The network connects users looking to perform rendering jobs with available or idle compute power systems. This way, the network leverages idle GPUs and creates an incentive system via RNDR token, which is a utility token used to pay for computing. This coordination and incentive could lead to the formation of a solid network effect (similar to Helium) and lead to the formation of a globally distributed network just for rendering.
GPU Arbitrage
Why not just rent GPU from cloud providers like AWS? Two things first, it's an oligopoly – they dictate the pricing based on the current market power. Second, paradoxically – there is also an issue coming from hardware producers. For example, Nvidia will not allow its consumer graphics cards to be deployed with cloud providers. Instead, they force them to buy enterprise-grade hardware (e.g., RTX A6000 or Quadro RTX 8000). Lol. These can be 10x expensive, but marginal gain is 20-25% more computational power.
Thesis
The thesis for RNDR is that you are getting index-level exposure to Metaverse and playing the arb thanks to hardware providers. Additionally, through the blockchain and the ledger-based storage protocol of the network, the network stores a hash of all assets the system uses, which means creators can store and access their designs and creations. So it's an IP play as well.

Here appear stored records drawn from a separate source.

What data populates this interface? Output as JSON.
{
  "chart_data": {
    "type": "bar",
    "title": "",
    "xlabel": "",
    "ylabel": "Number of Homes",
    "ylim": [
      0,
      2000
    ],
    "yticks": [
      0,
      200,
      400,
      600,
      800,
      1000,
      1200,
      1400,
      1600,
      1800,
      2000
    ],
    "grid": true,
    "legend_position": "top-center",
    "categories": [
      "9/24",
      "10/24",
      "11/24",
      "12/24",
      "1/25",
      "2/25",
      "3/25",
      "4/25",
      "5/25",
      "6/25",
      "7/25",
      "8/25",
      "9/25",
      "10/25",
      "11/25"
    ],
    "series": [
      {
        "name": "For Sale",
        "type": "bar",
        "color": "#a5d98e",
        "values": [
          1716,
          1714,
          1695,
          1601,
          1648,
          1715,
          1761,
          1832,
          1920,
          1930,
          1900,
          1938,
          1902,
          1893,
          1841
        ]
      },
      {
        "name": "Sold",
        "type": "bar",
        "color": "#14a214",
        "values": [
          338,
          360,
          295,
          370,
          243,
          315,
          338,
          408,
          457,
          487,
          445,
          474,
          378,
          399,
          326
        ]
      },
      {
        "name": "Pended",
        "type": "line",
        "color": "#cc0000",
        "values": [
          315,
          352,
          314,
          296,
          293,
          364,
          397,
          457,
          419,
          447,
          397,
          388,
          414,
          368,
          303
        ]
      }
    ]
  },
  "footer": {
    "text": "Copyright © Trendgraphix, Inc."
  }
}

One short-run catalyst could be with ETH 2.0 merge idle GPU of crypto native miner could be tapped for RNDR – Noice!
Founder- Market Fit
Jules Urbach - OTOY's founder and CEO. For the last decade, OTOY has been building the content creation tools and rendering engines that has led to the creation of zillions of digital object. All the major movie studios, including Disney thousands of artists, including Beeple, Pak, and FVKRNDR, use software created by OTOY. I can't find a better founder for this job. If I were a VC – my jaw would drop to fund them!

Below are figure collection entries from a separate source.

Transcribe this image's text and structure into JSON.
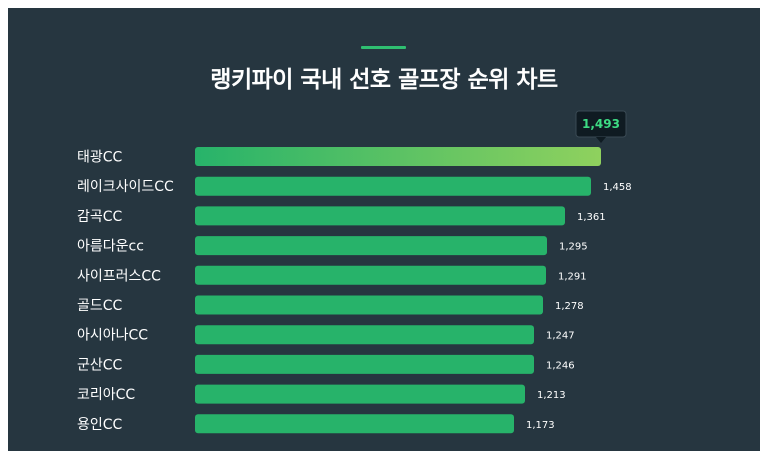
{
  "title": "랭키파이 국내 선호 골프장 순위 차트",
  "colors": {
    "background": "#263640",
    "bar": "#27b36a",
    "top_bar_start": "#27b36a",
    "top_bar_end": "#8fd15e",
    "accent": "#2fbf71",
    "tooltip_text": "#3ddc84"
  },
  "chart_data": {
    "type": "bar",
    "orientation": "horizontal",
    "categories": [
      "태광CC",
      "레이크사이드CC",
      "감곡CC",
      "아름다운cc",
      "사이프러스CC",
      "골드CC",
      "아시아나CC",
      "군산CC",
      "코리아CC",
      "용인CC"
    ],
    "values": [
      1493,
      1458,
      1361,
      1295,
      1291,
      1278,
      1247,
      1246,
      1213,
      1173
    ],
    "value_labels": [
      "1,493",
      "1,458",
      "1,361",
      "1,295",
      "1,291",
      "1,278",
      "1,247",
      "1,246",
      "1,213",
      "1,173"
    ],
    "highlight_index": 0,
    "grid": false,
    "xlim": [
      0,
      1493
    ]
  }
}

Him delivering his vision at Breakpoint 2021
Product - Market Fit
Octane is the most extensively used 3D rendering software in the world. OTOY creates this software, so the demand side for RNDR is already strong. Users also love the product. Enough said
Render is also building a marketplace in partnership with Metaplex, which could enable one-click, frictionless flows for NFTs, 3D assets, and services made using The Render Network and improving UX experience further. Attractive optionality that can allow even better product-market fit, more demand, and consequently escape velocity.
What I don't like
The thesis is good, execution is strong, the team is strong, and you also have a token to incentivize adoption. But as an investor, what am I buying at $1.3 billion FDV amidst a geopolitical conflict?
RNDR is a utility token used to facilitate peer-to-peer transactions for rendering jobs on the network between users and node operators. There is no incentive to stake the token or have a demand sink that reduces the velocity of this token within the network. For example, if node operators earn RNDR for computation – they will most likely sell it and book revenue.
There is an indication from the project this will token utility will improve "The updated tokenonomics will introduce staking features that will create a new incentive layer and unlock a much wider range of users to contribute to the network." Once this kicks in – RNDR is a strong buy – hopefully, the valuation is also lower by that point to create even more asymmetric R/R.